SPDR gold backed ETFs Physical holdings surged in July

The SPDR gold backed ETFs physical holdings surged by 0.21% in June, after posting a monthly gain of 2.4% in June. The physical holdings with SPDR gold trust is 306.97 million ounces as on the first week of August.

 

Money Mangers reduced net longs in COMEX Gold F&O

Hedge funds and money managers reduced long positions and slightly increased short positions in COMEX gold futures and option contracts at the week ended August 1, and the net long positions declined.

 

Outlook

Gold prices are expected to remain resilient amid ongoing traderelated uncertainties. The newly imposed U.S. tariffs have reignited inflation fears and raised concerns over global economic growth, reinforcing gold’s appeal as a safe-haven asset.
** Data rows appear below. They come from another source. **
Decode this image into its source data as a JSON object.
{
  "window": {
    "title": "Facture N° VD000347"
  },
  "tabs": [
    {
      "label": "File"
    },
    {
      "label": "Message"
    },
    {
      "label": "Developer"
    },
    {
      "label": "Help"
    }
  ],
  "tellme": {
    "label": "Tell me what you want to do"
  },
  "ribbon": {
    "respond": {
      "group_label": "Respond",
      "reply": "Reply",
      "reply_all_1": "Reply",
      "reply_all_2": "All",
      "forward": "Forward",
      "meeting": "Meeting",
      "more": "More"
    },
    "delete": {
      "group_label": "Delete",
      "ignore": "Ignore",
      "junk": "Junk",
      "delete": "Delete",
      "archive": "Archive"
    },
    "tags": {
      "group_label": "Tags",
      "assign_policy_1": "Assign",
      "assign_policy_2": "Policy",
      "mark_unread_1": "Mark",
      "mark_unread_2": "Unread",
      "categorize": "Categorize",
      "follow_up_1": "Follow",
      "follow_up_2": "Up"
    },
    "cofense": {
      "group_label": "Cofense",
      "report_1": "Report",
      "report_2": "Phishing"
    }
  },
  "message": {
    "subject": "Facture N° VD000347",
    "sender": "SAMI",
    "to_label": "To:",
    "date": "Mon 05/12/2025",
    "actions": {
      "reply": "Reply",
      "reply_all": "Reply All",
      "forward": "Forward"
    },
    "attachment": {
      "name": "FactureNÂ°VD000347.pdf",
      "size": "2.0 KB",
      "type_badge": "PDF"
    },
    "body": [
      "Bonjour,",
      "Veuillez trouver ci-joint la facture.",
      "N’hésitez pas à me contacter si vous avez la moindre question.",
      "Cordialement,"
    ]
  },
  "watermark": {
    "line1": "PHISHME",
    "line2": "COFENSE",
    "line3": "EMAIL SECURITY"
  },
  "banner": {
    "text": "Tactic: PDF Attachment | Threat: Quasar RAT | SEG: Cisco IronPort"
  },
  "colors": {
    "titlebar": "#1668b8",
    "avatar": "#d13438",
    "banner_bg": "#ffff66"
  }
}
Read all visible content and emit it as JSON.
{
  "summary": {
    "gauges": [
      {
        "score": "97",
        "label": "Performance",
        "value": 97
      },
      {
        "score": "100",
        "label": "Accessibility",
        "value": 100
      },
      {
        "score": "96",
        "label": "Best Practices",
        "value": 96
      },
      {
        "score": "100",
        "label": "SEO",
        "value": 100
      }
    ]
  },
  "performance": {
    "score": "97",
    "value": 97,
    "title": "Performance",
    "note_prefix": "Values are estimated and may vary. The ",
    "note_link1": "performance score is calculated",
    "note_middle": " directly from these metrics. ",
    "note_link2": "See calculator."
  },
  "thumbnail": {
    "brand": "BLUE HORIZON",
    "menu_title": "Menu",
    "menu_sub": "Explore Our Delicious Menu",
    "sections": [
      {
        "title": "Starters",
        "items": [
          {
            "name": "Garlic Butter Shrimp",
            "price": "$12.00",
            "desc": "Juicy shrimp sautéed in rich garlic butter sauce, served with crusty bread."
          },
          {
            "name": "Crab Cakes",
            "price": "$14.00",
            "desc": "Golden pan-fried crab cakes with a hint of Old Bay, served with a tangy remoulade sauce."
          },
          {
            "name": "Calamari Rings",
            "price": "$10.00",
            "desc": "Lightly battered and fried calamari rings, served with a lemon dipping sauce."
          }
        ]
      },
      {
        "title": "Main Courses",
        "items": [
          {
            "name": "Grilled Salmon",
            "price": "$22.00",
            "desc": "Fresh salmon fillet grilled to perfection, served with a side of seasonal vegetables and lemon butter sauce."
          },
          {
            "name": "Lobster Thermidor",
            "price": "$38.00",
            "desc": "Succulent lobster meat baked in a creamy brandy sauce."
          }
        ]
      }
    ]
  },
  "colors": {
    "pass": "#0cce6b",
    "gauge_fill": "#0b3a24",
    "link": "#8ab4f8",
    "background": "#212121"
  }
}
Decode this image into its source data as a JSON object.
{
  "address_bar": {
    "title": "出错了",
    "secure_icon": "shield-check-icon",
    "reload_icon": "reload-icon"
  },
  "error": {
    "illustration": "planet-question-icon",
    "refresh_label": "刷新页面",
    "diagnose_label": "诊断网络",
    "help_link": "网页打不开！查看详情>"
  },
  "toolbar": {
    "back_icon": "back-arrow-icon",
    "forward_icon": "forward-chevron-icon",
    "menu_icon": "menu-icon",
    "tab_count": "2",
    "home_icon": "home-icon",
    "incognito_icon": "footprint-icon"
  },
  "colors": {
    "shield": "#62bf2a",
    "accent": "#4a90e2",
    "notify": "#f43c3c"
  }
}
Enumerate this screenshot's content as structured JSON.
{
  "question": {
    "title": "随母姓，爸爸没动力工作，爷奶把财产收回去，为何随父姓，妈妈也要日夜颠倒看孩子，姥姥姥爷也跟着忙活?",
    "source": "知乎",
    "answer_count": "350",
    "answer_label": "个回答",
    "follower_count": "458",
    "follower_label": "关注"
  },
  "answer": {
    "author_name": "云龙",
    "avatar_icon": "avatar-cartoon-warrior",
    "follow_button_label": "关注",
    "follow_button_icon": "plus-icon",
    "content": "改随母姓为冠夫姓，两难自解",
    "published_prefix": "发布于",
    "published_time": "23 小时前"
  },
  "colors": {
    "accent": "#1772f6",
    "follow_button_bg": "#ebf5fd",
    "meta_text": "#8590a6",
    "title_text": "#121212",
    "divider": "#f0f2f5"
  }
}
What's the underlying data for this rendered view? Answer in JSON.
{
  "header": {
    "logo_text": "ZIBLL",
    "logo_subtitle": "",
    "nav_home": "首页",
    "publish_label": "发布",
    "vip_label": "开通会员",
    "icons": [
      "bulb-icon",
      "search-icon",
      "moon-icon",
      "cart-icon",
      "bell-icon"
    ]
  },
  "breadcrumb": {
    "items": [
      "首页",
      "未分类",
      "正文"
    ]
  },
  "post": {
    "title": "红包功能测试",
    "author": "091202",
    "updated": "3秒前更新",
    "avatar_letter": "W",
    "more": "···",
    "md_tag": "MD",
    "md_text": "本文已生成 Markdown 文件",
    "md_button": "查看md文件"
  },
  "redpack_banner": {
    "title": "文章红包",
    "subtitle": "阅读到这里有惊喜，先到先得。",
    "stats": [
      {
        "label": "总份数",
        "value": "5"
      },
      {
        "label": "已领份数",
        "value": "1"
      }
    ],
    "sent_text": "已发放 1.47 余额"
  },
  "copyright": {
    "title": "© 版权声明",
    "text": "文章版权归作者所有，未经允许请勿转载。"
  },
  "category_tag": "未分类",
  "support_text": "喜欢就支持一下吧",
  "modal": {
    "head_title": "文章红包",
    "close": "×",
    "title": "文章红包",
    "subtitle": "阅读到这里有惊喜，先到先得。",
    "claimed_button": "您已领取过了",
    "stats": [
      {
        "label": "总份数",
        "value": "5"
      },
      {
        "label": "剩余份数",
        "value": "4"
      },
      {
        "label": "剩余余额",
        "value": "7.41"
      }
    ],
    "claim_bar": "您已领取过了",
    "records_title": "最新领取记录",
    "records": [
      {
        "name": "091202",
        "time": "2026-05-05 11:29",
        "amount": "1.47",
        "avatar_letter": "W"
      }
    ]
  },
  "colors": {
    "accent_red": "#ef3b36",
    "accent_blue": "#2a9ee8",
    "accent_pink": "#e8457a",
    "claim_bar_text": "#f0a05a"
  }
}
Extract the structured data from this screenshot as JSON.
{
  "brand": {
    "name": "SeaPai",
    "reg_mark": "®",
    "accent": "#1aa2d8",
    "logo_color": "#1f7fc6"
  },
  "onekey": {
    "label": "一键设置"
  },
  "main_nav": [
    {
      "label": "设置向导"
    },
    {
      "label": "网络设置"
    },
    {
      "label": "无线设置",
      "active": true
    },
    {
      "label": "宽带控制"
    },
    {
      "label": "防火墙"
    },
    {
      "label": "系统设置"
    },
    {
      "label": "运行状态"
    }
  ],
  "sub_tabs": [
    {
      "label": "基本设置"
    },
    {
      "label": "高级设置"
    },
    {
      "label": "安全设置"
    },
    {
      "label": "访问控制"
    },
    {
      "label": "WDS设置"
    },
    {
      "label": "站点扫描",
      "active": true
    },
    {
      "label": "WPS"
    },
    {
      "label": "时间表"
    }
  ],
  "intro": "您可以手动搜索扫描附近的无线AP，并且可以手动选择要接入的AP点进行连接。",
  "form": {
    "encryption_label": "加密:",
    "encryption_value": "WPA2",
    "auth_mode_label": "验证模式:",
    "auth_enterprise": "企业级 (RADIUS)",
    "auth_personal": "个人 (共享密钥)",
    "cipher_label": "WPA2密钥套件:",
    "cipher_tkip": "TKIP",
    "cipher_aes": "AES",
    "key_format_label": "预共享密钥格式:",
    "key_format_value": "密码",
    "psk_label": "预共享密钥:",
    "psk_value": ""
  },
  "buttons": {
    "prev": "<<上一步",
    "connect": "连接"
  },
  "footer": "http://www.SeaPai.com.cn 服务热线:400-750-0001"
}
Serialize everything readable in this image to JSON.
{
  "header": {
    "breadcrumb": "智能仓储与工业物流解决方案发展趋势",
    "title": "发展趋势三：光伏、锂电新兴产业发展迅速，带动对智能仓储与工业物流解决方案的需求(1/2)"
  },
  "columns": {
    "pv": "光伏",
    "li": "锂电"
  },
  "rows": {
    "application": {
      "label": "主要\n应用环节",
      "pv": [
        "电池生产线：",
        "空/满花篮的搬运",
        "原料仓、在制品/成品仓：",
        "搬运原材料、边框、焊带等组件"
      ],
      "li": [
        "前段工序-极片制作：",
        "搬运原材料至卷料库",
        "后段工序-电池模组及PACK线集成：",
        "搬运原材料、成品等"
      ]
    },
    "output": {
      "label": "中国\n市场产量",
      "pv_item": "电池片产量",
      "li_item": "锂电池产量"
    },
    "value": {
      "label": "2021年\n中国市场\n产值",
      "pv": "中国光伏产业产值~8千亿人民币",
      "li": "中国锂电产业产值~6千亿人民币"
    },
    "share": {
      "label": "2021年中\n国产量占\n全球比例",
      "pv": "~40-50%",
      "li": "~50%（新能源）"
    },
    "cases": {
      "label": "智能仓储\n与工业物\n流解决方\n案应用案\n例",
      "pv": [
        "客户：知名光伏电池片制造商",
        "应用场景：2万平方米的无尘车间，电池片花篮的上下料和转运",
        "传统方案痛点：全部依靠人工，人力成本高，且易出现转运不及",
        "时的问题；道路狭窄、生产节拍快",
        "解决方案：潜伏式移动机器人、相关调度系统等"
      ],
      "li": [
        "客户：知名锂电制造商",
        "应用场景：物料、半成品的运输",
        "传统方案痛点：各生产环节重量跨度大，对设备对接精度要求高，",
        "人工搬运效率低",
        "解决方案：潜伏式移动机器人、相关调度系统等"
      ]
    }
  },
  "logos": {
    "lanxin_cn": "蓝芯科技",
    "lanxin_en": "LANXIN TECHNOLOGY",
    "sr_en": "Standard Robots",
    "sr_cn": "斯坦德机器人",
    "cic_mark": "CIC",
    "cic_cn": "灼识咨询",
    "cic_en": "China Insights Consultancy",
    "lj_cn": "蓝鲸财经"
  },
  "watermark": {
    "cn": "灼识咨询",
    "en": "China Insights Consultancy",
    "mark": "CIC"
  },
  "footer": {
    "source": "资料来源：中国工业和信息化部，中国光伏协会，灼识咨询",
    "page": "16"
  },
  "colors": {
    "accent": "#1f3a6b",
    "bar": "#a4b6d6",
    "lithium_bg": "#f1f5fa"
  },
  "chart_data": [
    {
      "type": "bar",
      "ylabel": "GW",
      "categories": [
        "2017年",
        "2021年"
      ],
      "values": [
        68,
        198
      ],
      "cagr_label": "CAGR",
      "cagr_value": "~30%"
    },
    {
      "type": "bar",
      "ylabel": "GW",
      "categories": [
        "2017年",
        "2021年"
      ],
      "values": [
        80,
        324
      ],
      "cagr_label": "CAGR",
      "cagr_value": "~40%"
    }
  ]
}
Expectations of potential interest rate cuts by the Federal Reserve later this year have further supported market sentiment. Investment demand for gold remained strong in Q2 2025, although higher prices weighed on jewellery consumption. The U.S. economy showed growth in Q2 primarily due to reduced imports, but the broader outlook is clouded by the inflationary impact of tariffs, which continues to support demand for bullion.

 

Technical View

London Spot: MACD oscillators narrowed its bullish divergence, while the Relative Strength Index (RSI) remains at overbought levels suggesting a subdued buying pressure amid prevailing positive sentiments. Therefore, prices likely to trade range bound with mild positive bias. A Liquidation move is possible with slips below $3245 a troy ounce.

MCX: Mild positive bias expected in the upcoming monthly period, while a voluminous move below the support Rs.98200 can induce liquidation pressure.